Ao que parece sim, ele era apenas um planeta girando em torno de sua estrela. Parece que a luz que ela irradiava alimentava as criações dele. Olhando pela janela e vendo os últimos desenhos que ele pendurou, fica a impressão de que a estrela se apagou. Como eu nunca havia visto antes, agora o preto domina suas obras. E ele continua sentado em um banquinho, enquanto tintas e papéis esperam para ser escolhidos.

A rotina do casal no sábado à tarde era bastante previsível. Ela fazia poses, ele dava palpites, ela se ajeitava melhor e ele fazia o esboço do desenho que continuaria no dia seguinte. Quando o dia pensava em acabar, eles saiam, iam até um parque próximo daqui e se divertiam com as crianças que brincavam. A última vez que o vi sentado no mesmo banco do parque ele estava sozinho e por mais que as crianças insistissem, ele não conseguia se entreter com aquilo.

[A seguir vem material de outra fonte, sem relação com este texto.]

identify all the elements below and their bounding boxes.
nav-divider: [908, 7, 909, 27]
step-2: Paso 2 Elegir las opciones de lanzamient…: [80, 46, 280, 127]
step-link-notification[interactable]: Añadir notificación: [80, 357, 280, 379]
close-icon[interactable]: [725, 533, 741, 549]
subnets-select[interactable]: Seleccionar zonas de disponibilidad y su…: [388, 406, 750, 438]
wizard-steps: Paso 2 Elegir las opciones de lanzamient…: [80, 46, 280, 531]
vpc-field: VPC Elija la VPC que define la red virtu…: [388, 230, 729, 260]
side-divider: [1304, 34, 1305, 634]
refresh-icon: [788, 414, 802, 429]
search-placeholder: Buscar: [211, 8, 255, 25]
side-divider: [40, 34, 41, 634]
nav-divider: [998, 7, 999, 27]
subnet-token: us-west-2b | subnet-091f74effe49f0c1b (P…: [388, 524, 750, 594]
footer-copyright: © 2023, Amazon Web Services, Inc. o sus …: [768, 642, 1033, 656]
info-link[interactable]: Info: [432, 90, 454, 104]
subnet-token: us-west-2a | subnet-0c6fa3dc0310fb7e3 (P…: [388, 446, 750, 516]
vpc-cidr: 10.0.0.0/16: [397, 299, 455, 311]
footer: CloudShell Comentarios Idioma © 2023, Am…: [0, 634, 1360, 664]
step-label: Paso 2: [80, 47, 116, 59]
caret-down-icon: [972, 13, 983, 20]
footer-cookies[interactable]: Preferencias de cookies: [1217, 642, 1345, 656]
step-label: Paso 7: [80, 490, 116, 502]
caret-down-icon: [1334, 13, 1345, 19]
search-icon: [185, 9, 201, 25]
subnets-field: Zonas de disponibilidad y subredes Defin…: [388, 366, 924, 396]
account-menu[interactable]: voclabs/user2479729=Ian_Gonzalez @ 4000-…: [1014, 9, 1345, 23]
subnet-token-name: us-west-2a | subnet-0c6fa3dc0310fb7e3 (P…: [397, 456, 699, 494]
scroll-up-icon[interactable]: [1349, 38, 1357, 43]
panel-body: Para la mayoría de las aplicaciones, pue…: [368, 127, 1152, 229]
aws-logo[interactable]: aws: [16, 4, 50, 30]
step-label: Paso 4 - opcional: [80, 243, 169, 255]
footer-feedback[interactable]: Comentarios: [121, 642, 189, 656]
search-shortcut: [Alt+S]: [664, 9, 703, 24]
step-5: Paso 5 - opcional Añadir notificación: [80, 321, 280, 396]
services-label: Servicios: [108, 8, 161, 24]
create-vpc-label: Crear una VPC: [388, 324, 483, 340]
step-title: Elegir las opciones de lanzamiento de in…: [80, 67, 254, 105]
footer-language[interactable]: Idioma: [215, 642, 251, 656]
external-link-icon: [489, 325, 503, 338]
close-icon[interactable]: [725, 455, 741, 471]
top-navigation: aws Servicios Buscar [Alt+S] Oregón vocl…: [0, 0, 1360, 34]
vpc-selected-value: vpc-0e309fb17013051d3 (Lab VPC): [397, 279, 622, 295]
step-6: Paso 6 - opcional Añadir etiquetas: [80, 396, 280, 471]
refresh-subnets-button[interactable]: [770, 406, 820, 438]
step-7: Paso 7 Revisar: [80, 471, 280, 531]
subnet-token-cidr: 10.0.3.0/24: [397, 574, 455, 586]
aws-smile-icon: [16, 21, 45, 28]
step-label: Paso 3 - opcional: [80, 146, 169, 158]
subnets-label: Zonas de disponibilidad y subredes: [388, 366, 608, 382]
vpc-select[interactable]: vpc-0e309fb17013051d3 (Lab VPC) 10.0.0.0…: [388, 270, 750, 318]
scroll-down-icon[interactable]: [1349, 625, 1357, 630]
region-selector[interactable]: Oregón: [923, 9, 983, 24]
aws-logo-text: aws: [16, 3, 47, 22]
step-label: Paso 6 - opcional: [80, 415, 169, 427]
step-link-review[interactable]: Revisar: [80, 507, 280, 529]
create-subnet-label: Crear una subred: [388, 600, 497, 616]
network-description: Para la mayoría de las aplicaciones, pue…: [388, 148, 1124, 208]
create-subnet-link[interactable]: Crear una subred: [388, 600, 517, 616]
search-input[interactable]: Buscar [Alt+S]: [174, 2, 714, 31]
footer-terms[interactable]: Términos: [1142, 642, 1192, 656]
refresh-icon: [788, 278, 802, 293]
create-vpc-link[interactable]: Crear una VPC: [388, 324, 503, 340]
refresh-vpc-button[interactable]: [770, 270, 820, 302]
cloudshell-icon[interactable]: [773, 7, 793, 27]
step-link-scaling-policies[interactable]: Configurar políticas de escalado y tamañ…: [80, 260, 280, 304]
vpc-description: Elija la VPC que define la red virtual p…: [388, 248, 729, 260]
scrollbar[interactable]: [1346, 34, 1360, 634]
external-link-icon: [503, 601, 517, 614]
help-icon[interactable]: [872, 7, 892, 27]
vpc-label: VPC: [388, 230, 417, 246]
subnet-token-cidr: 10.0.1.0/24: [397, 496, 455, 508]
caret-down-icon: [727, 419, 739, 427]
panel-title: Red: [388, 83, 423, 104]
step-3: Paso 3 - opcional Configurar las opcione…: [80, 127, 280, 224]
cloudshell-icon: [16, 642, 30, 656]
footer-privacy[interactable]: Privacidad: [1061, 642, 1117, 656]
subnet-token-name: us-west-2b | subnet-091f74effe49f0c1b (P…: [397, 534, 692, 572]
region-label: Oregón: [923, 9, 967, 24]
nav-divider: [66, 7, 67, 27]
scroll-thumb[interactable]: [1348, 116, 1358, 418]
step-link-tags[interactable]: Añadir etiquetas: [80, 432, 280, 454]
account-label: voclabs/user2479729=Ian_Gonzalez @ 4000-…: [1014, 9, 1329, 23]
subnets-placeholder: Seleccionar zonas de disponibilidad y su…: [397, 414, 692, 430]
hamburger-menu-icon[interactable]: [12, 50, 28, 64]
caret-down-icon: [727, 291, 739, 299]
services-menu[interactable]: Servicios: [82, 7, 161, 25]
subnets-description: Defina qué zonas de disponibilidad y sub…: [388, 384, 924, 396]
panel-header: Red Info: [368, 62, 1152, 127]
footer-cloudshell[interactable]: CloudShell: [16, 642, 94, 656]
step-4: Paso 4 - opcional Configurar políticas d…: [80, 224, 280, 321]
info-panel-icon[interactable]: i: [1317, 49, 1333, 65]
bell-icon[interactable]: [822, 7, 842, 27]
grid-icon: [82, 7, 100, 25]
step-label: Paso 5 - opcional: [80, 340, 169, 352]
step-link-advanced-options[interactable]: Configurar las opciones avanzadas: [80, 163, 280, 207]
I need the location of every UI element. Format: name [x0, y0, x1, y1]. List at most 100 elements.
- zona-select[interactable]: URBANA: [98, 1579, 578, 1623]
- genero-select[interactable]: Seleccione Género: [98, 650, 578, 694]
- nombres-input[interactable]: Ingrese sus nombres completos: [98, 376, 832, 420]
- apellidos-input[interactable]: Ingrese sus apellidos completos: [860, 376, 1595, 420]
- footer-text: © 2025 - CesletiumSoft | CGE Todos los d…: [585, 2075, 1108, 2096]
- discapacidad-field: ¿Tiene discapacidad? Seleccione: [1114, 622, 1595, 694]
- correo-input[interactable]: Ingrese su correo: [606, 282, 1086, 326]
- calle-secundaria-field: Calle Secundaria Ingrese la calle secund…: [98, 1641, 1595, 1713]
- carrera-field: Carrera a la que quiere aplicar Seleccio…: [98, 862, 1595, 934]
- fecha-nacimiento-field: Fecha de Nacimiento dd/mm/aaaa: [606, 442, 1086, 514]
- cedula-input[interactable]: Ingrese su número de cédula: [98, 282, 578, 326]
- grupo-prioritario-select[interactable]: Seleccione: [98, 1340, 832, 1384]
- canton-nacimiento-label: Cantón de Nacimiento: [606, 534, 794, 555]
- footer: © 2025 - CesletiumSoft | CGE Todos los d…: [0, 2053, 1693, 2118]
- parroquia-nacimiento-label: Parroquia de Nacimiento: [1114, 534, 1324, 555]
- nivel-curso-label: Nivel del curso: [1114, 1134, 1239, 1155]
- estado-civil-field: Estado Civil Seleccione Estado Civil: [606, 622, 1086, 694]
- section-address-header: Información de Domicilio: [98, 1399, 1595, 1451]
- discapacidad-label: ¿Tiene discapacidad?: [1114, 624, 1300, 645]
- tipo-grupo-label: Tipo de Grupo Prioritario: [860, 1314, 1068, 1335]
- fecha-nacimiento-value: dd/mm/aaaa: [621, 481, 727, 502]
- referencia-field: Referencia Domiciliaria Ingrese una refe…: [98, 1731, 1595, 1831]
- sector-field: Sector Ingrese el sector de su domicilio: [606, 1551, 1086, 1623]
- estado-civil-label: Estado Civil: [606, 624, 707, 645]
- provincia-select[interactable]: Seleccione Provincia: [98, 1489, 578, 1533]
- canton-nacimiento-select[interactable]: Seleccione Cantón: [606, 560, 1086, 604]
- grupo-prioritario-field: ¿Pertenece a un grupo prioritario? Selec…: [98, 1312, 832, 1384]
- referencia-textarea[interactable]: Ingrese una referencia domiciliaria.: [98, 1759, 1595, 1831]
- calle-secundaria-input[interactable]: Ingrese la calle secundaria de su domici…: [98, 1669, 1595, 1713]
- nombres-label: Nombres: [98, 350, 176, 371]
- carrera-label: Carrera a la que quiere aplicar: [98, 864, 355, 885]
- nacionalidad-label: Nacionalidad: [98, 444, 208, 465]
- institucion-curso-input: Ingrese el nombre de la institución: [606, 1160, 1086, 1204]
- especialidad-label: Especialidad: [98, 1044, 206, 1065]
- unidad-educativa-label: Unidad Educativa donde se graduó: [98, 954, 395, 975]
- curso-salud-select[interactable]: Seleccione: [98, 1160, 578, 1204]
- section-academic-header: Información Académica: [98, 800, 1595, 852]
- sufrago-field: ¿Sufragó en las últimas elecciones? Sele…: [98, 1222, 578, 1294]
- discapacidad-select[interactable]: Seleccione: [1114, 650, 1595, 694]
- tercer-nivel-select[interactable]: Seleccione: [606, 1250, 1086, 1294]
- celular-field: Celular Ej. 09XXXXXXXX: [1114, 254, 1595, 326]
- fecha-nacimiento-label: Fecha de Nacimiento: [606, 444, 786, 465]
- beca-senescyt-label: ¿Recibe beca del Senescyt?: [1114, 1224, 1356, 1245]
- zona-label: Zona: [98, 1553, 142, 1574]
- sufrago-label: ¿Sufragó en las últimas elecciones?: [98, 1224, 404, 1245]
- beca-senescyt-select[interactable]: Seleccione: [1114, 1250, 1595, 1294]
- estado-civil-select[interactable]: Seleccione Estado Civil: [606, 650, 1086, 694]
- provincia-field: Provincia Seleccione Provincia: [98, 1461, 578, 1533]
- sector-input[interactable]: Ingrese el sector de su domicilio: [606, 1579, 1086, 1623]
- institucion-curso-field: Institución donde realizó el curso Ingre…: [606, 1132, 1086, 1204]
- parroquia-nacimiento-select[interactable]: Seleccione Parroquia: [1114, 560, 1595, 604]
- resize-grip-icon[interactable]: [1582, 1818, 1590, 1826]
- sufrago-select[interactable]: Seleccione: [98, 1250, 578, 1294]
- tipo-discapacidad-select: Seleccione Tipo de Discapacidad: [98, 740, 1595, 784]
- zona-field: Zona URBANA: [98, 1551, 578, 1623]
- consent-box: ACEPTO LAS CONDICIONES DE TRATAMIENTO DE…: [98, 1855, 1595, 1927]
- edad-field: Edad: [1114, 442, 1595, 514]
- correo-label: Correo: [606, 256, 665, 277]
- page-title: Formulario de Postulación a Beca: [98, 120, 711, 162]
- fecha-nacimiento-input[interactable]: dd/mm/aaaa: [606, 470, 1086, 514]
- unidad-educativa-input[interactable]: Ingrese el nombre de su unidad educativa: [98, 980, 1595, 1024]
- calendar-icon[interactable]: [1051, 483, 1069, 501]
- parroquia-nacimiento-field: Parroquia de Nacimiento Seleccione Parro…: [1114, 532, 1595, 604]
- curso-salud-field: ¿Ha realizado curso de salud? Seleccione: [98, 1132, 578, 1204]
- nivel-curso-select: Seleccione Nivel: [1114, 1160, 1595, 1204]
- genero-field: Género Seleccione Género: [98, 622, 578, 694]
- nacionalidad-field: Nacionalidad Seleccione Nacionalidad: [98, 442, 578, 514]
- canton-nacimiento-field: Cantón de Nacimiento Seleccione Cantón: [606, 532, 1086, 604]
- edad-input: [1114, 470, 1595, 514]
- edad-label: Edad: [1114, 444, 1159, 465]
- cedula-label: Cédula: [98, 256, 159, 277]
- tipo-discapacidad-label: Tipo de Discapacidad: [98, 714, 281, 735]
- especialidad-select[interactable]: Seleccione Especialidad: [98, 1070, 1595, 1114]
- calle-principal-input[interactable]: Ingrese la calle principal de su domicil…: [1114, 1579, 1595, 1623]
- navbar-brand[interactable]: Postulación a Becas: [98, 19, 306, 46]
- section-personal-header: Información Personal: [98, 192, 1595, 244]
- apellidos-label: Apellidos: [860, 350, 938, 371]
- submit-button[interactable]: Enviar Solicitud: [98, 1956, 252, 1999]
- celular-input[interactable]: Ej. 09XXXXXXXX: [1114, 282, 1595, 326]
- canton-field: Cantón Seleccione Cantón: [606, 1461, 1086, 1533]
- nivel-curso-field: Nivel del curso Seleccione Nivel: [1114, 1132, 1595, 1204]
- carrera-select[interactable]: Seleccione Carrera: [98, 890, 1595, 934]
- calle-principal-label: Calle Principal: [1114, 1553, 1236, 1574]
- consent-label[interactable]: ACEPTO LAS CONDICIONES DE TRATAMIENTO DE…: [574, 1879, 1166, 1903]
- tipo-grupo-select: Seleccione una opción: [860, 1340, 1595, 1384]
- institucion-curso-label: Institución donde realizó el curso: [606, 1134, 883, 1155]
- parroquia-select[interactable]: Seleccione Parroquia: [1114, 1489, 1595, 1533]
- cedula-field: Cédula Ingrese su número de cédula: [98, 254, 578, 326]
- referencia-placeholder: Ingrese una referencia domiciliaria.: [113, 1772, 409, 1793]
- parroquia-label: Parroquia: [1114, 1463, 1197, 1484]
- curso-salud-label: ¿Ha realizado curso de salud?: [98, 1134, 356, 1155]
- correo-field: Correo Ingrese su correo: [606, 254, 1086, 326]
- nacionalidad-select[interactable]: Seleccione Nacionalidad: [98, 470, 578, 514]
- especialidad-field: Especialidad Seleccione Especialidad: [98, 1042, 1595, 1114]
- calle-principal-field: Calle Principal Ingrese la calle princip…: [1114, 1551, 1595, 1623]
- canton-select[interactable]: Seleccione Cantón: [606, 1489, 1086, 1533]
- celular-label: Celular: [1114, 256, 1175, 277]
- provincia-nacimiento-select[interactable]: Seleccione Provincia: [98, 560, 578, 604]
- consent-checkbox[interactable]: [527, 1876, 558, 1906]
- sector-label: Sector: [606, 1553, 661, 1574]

Agora ele apóia os cotovelos nos joelhos e deixa a testa cair nas mãos. Atormentado faz que não com a cabeça até quase se desequilibrar do pequeno banco. O artista então olha para o balde cheio de água amarelada das tentativas frustradas de modelar alguma forma na argila. Ele olha para as pinturas pelas paredes. Observa que algumas antigas ainda estão lá. Foram selecionadas por ele mesmo para ocuparem espaços especiais daquele cômodo. Olhando com mais cuidado, agora elas estão sempre acompanhadas de alguma nova, feita apenas com a tinta preta. De repente ele se levanta derrubando o banco em que estava, pega o balde e espalha toda aquela água turva pelos desenhos da bela moça que decoram as paredes.

As cores quentes e vivas que coloriam os papéis ficam manchadas pelo preto que escorre dos trabalhos mais recentes. Ele saiu do cômodo, não consigo mais vê-lo.

O dia passa, a noite passa, um novo dia chega. Logo que saio de casa para trabalhar vejo as simpáticas senhorinhas conversando na varanda ao lado do prédio onde moro e escuto uma conversa estranha. “Vocês ficaram sabendo o que aconteceu com o casal? Por que a moça sumiu? Quando eu estava na garagem do prédio hoje mais cedo achei esse papel. Aqui fala que ela foi selecionada para fazer alguma coisa fora do país. Não consegui descobrir o quê, nem onde. Está tudo borrado com uma tinta preta”.

Baseado em: Black, da banda Pearl Jam. Composta por Eddie Vedder e Stone Gossard. Faixa 5 do disco Ten, de 1991.